Monday, November 3, 2003, 9:00 am, Room 328

Session: Surface Diffusion and Wetting
Presenter: T. Arunagiri, University of North Texas
Authors: O. Chyan, University of North Texas
T. Arunagiri, University of North Texas
R. Chan, University of North Texas
R.M. Wallace, University of North Texas
M.J. Kim, University of North Texas
T.G. Hurd, Texas Instruments
Correspondent: Click to Email
The dual-damascene patterning processing, coupled with the bottom-up Cu electrofill of damascene features and chemical-mechanical planarization, will continue to be the key for the future success of advanced IC chips. Recent advances in physical vapor deposition development allow highly engineered Ta/TaN diffusion barrier to be extended through 90 nm node. However, the tri-layer Cu-seed/Ta/TaN will likely encounter scaling difficulties in the Cu damascene trench/via features of advanced 65 and 45 nm nodes. We recently reported, J. Electrochem. Soc., 150, C347(2003), that Ruthenium (Ru) metal can function as a directly plate-able, seedless barrier materials.

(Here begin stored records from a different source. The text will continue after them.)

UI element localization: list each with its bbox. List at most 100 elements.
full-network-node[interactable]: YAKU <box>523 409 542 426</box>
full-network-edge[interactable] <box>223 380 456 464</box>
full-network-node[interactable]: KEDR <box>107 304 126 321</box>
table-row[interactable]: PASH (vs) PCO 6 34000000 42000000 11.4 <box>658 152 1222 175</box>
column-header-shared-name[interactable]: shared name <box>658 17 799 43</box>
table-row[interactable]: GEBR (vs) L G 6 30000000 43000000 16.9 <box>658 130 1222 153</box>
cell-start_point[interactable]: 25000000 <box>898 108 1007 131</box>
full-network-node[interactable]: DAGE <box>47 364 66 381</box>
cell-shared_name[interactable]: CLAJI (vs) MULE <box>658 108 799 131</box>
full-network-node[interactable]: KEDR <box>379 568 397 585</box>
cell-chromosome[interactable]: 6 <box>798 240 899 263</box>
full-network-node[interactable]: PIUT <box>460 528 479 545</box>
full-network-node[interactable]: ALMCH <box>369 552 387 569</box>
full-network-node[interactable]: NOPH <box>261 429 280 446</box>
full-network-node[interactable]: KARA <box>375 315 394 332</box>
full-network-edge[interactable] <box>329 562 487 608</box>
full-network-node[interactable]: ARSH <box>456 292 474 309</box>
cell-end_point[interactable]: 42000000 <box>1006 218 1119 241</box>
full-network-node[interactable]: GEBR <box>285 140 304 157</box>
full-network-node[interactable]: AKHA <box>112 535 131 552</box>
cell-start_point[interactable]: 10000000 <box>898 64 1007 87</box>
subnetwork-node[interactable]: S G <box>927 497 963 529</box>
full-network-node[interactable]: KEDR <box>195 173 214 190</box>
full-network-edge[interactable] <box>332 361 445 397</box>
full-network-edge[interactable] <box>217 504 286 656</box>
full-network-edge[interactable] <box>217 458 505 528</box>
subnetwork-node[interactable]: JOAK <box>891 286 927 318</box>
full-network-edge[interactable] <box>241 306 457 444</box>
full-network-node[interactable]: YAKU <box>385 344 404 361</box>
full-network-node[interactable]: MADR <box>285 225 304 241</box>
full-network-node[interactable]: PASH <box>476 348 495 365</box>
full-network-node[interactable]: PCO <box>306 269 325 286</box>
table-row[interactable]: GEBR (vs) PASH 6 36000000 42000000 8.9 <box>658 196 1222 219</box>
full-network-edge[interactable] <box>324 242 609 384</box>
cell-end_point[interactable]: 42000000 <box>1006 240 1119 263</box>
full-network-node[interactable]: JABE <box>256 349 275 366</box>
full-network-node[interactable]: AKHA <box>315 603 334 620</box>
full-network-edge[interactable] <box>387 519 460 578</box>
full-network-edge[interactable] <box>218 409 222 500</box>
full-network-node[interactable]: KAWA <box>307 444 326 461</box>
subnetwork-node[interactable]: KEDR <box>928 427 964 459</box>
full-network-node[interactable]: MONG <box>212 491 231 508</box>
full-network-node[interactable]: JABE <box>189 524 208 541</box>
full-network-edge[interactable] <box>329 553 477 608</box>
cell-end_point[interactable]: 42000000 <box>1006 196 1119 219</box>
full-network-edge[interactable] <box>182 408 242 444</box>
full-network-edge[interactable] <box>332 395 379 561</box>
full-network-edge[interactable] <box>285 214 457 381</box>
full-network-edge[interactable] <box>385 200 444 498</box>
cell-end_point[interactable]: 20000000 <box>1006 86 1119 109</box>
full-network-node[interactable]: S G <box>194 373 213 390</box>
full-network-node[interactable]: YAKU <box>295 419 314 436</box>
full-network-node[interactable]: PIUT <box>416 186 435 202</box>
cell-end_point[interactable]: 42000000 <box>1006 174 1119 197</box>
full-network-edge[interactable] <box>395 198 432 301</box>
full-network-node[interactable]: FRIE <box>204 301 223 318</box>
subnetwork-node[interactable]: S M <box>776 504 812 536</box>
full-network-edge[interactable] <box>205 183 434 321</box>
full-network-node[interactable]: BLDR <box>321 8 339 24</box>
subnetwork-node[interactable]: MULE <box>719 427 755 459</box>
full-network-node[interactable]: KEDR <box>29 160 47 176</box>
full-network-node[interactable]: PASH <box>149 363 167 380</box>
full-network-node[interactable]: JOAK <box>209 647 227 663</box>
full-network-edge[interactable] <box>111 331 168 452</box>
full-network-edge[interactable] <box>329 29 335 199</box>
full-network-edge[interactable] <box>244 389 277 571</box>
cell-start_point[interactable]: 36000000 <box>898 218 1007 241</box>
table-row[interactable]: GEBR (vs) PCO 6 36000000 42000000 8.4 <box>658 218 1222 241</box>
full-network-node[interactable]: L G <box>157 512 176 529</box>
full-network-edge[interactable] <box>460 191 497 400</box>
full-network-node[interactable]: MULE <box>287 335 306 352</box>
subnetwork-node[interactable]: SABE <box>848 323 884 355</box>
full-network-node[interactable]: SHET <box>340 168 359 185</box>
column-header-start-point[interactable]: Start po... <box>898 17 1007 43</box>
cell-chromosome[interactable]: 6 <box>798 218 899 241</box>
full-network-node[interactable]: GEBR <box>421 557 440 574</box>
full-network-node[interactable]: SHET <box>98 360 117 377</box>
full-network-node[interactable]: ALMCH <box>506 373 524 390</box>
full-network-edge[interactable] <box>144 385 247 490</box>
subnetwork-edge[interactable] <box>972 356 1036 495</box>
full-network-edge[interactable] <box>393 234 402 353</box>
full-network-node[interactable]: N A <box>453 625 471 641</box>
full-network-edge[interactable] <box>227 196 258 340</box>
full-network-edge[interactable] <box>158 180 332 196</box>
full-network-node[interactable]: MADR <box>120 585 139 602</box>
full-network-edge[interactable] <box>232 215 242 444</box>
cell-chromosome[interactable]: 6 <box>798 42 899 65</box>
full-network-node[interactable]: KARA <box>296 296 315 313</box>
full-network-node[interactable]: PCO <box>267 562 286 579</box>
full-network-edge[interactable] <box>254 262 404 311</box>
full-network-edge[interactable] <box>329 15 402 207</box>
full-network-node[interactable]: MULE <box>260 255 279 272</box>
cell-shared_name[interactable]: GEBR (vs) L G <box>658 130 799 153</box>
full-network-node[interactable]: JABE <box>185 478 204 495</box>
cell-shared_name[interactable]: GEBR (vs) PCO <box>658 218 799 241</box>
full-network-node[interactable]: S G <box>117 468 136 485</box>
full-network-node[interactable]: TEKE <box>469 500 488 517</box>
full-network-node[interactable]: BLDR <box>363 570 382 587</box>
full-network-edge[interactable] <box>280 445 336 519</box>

In this presentation, we report new findings centered on the interfacial and inter-diffusion studies of Cu/Ru system. Specifically, comparative study of wetting properties between electroplated-Cu and PVD-Cu on Ru barrier film (~ 10 nm) was carried out by XPS, SEM and AFM. Both electroplated and PVD Cu were found to wet well on Ru, based on SEM, AFM imaging and the scribe/peeled test, before and after thermal annealing over 450C. A strong adhesion between Cu/Ru interconnect microstructures is critical in order to withstand the demanding chemical-mechanical planarization process. Interfacial profiling was performed on Cu/Ru/Si samples using secondary ions mass spectroscopy (SIMS) depth profiling. To avoid knock-in ion-mixing interference, SIMS profiling was directed through the silicon back substrate. The backside SIMS profiling through Cu/Ru/Si samples show distinct interfaces without Cu inter-diffusion after annealed at 450C. TEM was further used to provide detailed cross-sectional imaging of Cu/Ru/Si interfaces. The wetting and inter-diffusion data of Cu/Ru systems will be discussed in the context of Cu diffusion barrier application.